What happened: Canada launched the Canada Strong Fund - its first sovereign wealth fund (SWF) - to invest in Canadian projects and companies.

The details: Unlike other SWFs that reinvest royalties from natural resources, the Carney government will seed the fund with $25 billion, growing it over time with returns and other contributions from the government.

"Conventional" energy is explicitly in scope, but the Fund's mandate also includes clean energy, critical minerals, infrastructure and agriculture.

The context: SWFs from other countries have played major roles in climate funding. Singapore's Temasek launched Decarbonization Partners, a $1.4B climate VC fund, with BlackRock.

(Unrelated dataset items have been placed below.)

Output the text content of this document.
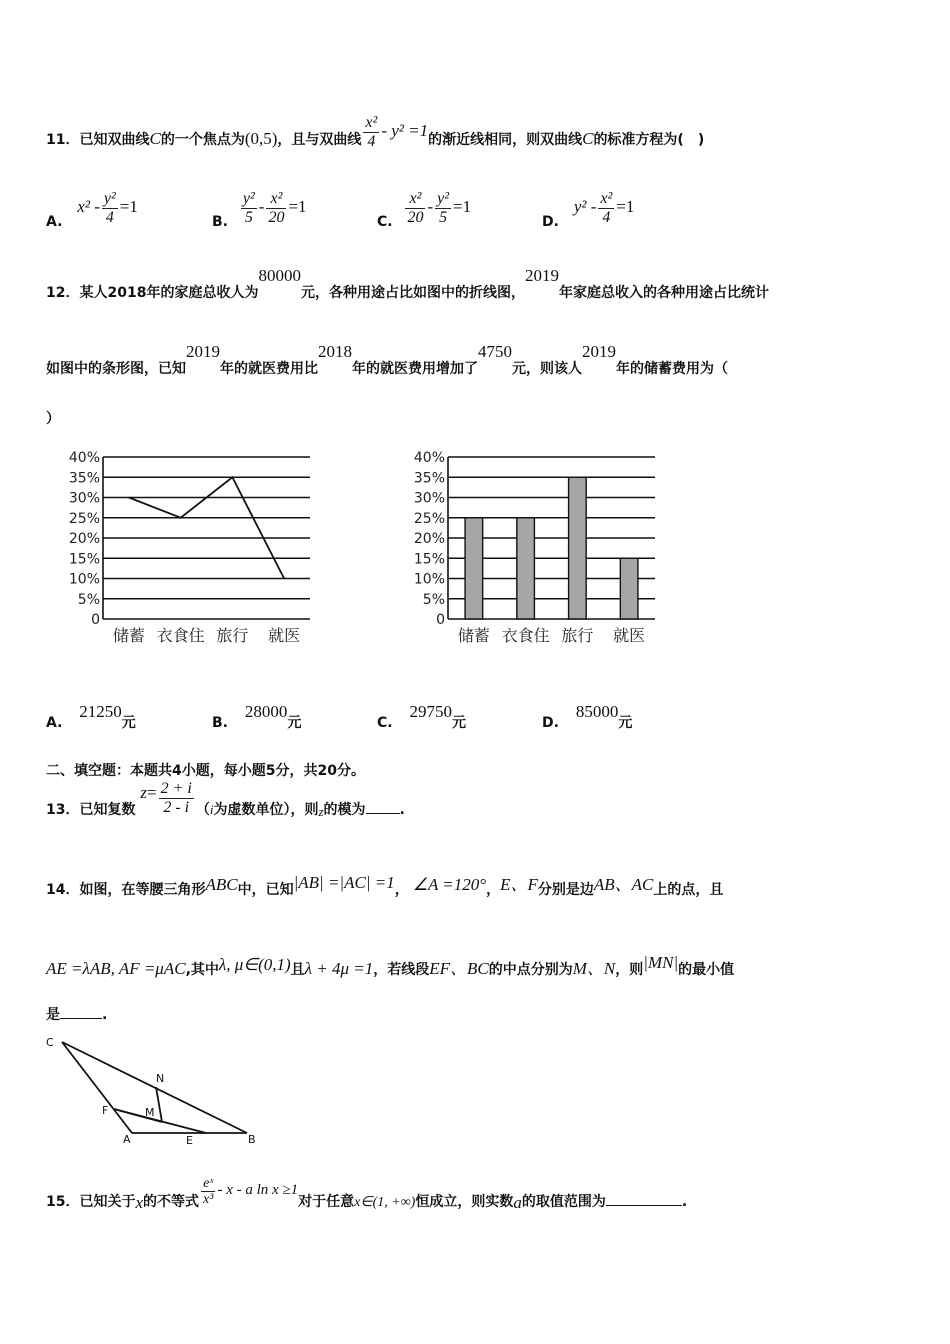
11．已知双曲线C的一个焦点为(0,5)，且与双曲线 $\frac{\text{x²}}{4} - y^2 =1$的渐近线相同，则双曲线C的标准方程为(　)
A. $x^2 - \frac{\text{y²}}{4} =1$
B. $\frac{\text{y²}}{5} - \frac{\text{x²}}{20} =1$
C. $\frac{\text{x²}}{20} - \frac{\text{y²}}{5} =1$
D. $y^2 - \frac{\text{x²}}{4} =1$
12．某人2018年的家庭总收人为80000元，各种用途占比如图中的折线图，2019年家庭总收入的各种用途占比统计
如图中的条形图，已知2019年的就医费用比2018年的就医费用增加了4750元，则该人2019年的储蓄费用为（
）
0
5%
10%
15%
20%
25%
30%
35%
40%
储蓄 衣食住 旅行 就医
0
5%
10%
15%
20%
25%
30%
35%
40%
储蓄 衣食住 旅行 就医
A. 21250元	B. 28000元	C. 29750元	D. 85000元
二、填空题：本题共4小题，每小题5分，共20分。
13．已知复数 $z= \frac{2 + i}{2 - i} (i$为虚数单位），则z的模为 .
14．如图，在等腰三角形ABC中，已知|AB| =|AC| =1， ∠A =120°，E、F分别是边AB、AC上的点，且
AE =λAB, AF =μAC,其中λ, μ∈(0,1)且λ + 4μ =1，若线段EF、BC的中点分别为M、N，则|MN|的最小值
是	.
C
N
F	M
A	E	B
15．已知关于x的不等式 $\frac{\text{eˣ}}{\text{x³}}$ - x - a ln x ≥1对于任意x∈(1, +∞)恒成立，则实数a的取值范围为	.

Norway's Norges Bank integrates ESG and climate risk into its investment decisions and explicitly excludes polluting assets (e.g. Canadian oil sands producers like Cenovus and Suncor for "unacceptable greenhouse gas emissions").

Why it matters: Canada's fund introduces a new institutional backer for large-scale projects like clean energy, grid infrastructure and critical minerals. By co-investing with private capital, a SWF can crowd in private investment - particularly for assets with long time horizons.

The fund adds to an existing stack of federal financing tools including the $30B Canada Infrastructure Bank (concessional loans) and the $15B Canada Growth Fund (debt, equity, guarantees).

Not so simple: Globally, SWFs have a mixed track record on climate, holding $11.6T in assets but committing ~$10B to climate.

While Canada's fund has no explicit climate mandate, it could follow the Norges Bank model: integrating climate risk and even pushing portfolio companies to reduce emissions.

The bottom line: The Canada Strong Fund won't fund climate solutions the same way BDC or the Canada Growth Fund do - but a $25B equity investor that treats climate as financial risk can still move significant capital toward the transition.